Czy Wasze dzieci też mają obsesję minionkową? No dobra, wiem, że tak :) Wszystkich ogarnęła ta choroba! No ja w sumie też je lubię, a jeszcze bardziej lubię foremki do ciastek. No więc gdy natknęłam się na foremkę Minionka - musiałam go mieć i zjeść! Polecam Wam firmę Protonik, bo mają większość Waszych ulubionych bohaterów w formie foremek do ciastek. Dzieciaki (niezależnie od wieku) będą w niebie! My mamy Minionki i Myszkę Miki, ale widziałam też Kubusia, SpongeBoba, Spidermana, Batmana, Smerfa czy Krecika także każdy znajdzie coś dla siebie :)
Idealne ciasto do tych ciasteczek znajdziecie tutaj lub tutaj.A oto nasze pieczenie:
Ciasteczka wyszyły super, a Pan Felek był zachwycony ich kształtami.
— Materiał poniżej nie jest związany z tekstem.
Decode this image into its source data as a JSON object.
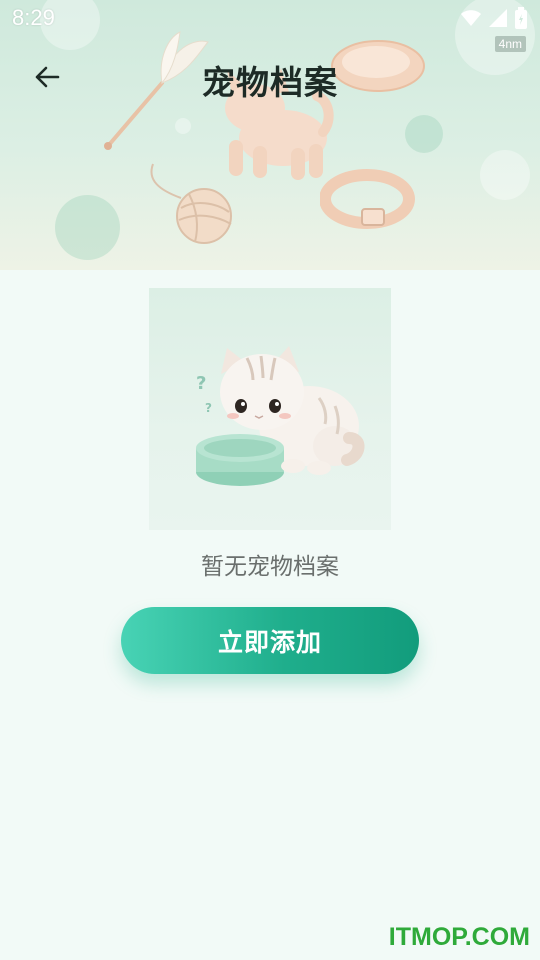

Szybko zniknęły :) a resztę zabraliśmy na piknik :)
o fajne a piłkarze są? :-) moi już z kreskówek wyrośli niestety
OdpowiedzUsuńPozdrawiam
No jak to z Batmana też? :D
UsuńEwcia jak już tak poszłaś z tymi cisteczkami podesłałabyś koleżance hihi
OdpowiedzUsuńHehe, nie ma sprawy ;)
UsuńAle fajnie wam wyszły. Myślałam najpierw że to "kupne" ciastka
OdpowiedzUsuńwww.puffa.pl
Dzięki ;)
Usuńprzesłodkie :D wspaniale wycięte przez małego kucharza!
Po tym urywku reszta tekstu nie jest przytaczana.